Function to duplicate a Python list

Question

Function to duplicate a Python list

Asked 6 years ago

Viewed 184 times

1

Guys I have this list:

lista = [['10616558', 0],
 ['2856466', 1],
 ['9715350', 2],
 ['9715350', 3],
 ['9715350', 4],
 ['10720706', 5]]

The first element is any string, and the second is an index. I need to do a function that takes elements from the list that contains the same string, preserving the index.

The output would that way:

>>> lista = removeigual(lista)
>>> lista
[['10616558', 0],
 ['2856466', 1],
 ['9715350', 2],
 ['10720706', 5]]

I have a function that removes duplicates but is only for simple lists, but I could not adapt to my problem:

def removeDuplicates(listofElements):

    uniqueList = []

    for elem in listofElements:
        if elem not in uniqueList:
            uniqueList.append(elem)
    return uniqueList

The index of the first occurrence of the value must be preserved?

– Woss

2019/08/01 at 19:24
That question is answered here.

– TryAgain

2019/08/01 at 19:27
Hi Anderson. Yes I need to preserve the indexes!

– Pingam

2019/08/01 at 19:35
@Tryagain, the cited problem function works only for simple lists. When I play my list. He returns the same thing to me because of the ratings.
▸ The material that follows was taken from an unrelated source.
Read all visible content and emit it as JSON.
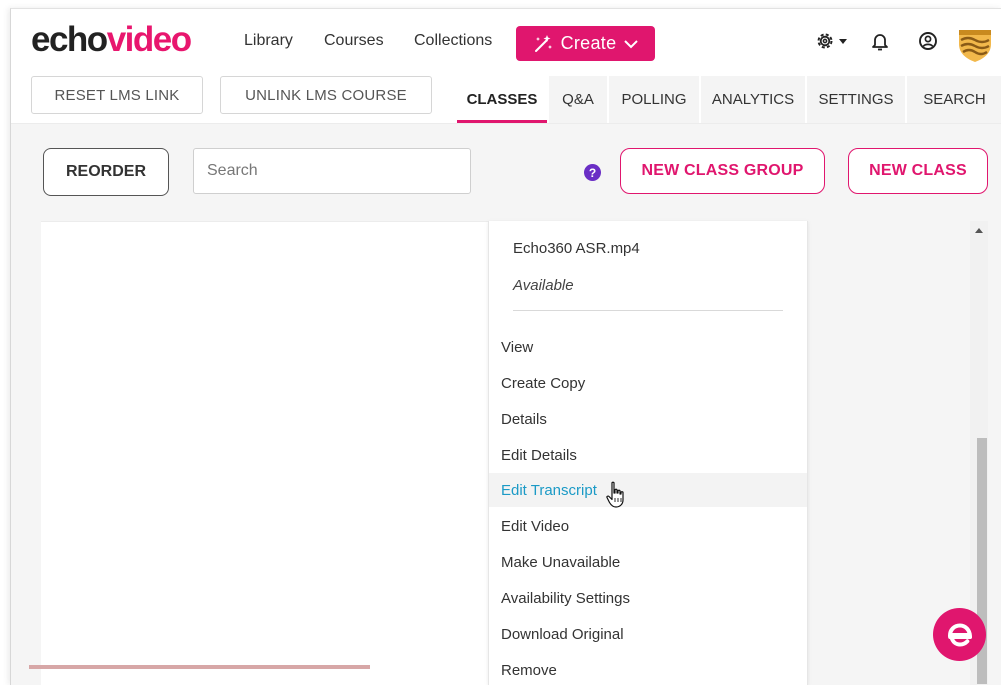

It sees the input and sees that it is a different value, and does not remove anything, even though the string has the same value. :/

– Pingam

2019/08/01 at 19:41

3 answers

1

Your code is almost adapted to your problem, only a few minor changes have been made to the line if elem not in uniqueList:.

The entire initial list is traversed, and when a value is found with a string that has already been used, it is not added to the final list:

def removeDuplicates(listofElements):
  uniqueList = []
  for elem in listofElements:
    if elem[0] not in [i[0] for i in uniqueList]:  # se string ainda não estiver na uniqueList
      uniqueList.append(elem)
  return uniqueList

lista = [['10616558', 0],
         ['2856466', 1],
         ['9715350', 2],
         ['9715350', 3],
         ['9715350', 4],
         ['10720706', 5]]

print(removeDuplicates(lista))

Output:

[['10616558', 0], ['2856466', 1], ['9715350', 2], ['10720706', 5]]

1

Thanks t3m2! Your solution worked also valeeeeu ! :D

– Pingam

2019/08/01 at 22:24

Browser other questions tagged python function list

You are not signed in. Login or sign up in order to post.

by Filipe Gonçalves • **236** points · Answer 1 · 2019-08-01T20:30:23+00:00

The following solution works if the index is a fixed value and not a number from some function being executed within the list.

lista = [['banana',0], ['caju',1], ['banana',2]]

for fruta in lista:
    for checkduplicada in lista:
        if fruta[0] == checkduplicada[0] and fruta[1] != checkduplicada[1]:
            lista.remove(checkduplicada)

print(lista)

output = [['banana', 0], ['caju', 1]]

See if it is possible to apply to your case.

by Woss • **73,416** points · Answer 2 · 2019-08-01T20:41:40+00:00

If you can (and I don’t see why you couldn’t) use generators, you can instead store the entire list with string and index, to control which have already been returned, store only the string which is your reference. The logic basically is that for each item in your entry list, you check whether the string has already been returned and, if not, returns the array with string and index; if it has already been returned just ignore.

def remove_duplicates(sequences):
    returned = []
    for sequence in sequences:
        if sequence[0] not in returned:
            yield sequence
            returned.append(sequence[0])

So just do:

nao_repetidos = list(remove_duplicates(lista))

As the return of the function is a generator, just use list() to get as a list.

Some optimizations can be done, such as doing returned, which is a list, to be a set (set), improving the search of the elements; and if the entry list is already classified as to the string, you do not need to keep in memory all the strings returned, just check if the current within the repeat loop is equal to the last string returned by function.

A solution without generators could be, assuming a classified input list as to the string:

def remove_duplicates(sequences):
    last_string = None
    result = []
    for sequence in sequences:
        if sequence[0] != last_string:
            result.append(sequence)
            last_string = sequence[0]
    return result

Which is a particularly interesting solution for being O(n), going through the list only once and not relying on searches on intermediate lists.